On Friday, the United States Supreme Court reinstated the death penalty sentence for Boston Marathon bomber Dzhokhar Tsarnaev.
The 6-3 decision was made strictly along ideological lines — all six conservative bloc justices voted in favor of reinstating Tsarnaev’s death sentence, while all three liberals dissented.
The decision is supported by the Department of Justice (DOJ), which argued in favor of reinstating Tsarnaev’s original sentence last year. Such arguments go against campaign promises made by President Joe Biden, who as a candidate vowed to end the federal death penalty. The choice to argue in favor of Tsarnaev’s death sentence also undermines the department’s moratorium on federal executions, which was implemented last summer by Attorney General Merrick Garland.
The Court’s ruling overturns a 2020 decision by the First Circuit Court of Appeals, which found that not enough attention was given to jury selection bias in the case, and that evidence Tsarnaev wanted to provide during the sentencing stage of his trial was improperly disallowed by the district judge overseeing it.
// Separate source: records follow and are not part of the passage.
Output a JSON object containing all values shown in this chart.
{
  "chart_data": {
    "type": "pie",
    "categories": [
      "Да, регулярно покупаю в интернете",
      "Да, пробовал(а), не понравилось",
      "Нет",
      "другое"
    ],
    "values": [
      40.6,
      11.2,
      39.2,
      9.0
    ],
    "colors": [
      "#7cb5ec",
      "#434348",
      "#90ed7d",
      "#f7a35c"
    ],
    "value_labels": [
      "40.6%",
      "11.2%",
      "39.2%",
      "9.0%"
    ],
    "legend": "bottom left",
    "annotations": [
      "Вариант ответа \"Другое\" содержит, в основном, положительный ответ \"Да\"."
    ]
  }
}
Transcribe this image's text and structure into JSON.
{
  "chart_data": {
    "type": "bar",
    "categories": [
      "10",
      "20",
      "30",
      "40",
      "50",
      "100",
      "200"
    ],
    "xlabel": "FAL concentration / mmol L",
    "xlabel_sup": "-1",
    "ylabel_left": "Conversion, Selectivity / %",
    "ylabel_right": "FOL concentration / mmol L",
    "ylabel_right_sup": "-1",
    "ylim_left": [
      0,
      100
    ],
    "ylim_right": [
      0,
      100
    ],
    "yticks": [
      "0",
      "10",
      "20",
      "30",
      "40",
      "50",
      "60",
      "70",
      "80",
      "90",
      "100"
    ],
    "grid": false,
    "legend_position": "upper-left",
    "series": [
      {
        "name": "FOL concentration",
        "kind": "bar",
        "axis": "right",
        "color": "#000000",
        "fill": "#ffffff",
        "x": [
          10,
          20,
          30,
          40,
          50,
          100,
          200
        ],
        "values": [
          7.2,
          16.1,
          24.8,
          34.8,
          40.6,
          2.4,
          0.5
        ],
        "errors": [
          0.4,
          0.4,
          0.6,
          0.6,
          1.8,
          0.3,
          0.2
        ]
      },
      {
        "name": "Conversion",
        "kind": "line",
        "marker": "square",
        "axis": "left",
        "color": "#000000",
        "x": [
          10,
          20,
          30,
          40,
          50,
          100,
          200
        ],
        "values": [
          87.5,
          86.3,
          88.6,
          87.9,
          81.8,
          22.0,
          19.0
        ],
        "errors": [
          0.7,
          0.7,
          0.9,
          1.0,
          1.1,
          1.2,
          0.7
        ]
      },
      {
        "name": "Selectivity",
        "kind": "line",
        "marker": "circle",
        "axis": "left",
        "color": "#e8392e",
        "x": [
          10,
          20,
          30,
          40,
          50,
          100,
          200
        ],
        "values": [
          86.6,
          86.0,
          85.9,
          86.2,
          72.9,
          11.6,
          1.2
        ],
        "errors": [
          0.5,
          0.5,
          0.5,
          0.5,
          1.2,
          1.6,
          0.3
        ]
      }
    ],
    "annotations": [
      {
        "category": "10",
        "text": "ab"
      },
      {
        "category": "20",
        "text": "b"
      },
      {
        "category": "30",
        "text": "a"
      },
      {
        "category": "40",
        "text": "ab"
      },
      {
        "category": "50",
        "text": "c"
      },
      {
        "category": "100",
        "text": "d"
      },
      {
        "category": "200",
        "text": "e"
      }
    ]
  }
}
Justice Stephen Breyer wrote a scathing dissent against the ruling, noting that the problems in the district court trial were not resolved by any precedent that the majority cited in their ruling. Breyer recognized, for example, that Tsarnaev’s lawyers were restricted from sharing evidence that suggested his older brother, Tamerlan, who was killed by law enforcement following the bombings, took a larger role in the criminal acts and induced Dzhokhar to participate, information that could have affected his sentencing outcome.
During the guilt phases of the district court trial, the judge would not allow such evidence to be heard, over fears that a “minitrial” of Tamerlan would distract and confuse the jury from considering Dzhokhar’s case. But as Breyer pointed out, such restrictions have been rejected by the Supreme Court before.
“Indeed, this Court has rejected concerns that distracting minitrials should preclude the Government from introducing evidence about a nondefendant third party to show aggravation,” Breyer wrote. “Why then should the same concern preclude a defendant from introducing similar evidence in mitigation?”
The evidentiary and jury selection problems were just the latest, Breyer added, in a line of troubling issues regarding the federal death penalty that he and other liberal bloc members have recognized in the past few years.
“I have written elsewhere about the problems inherent in a system that allows for the imposition of the death penalty,” Breyer said. “This case provides just one more example of some of those problems.”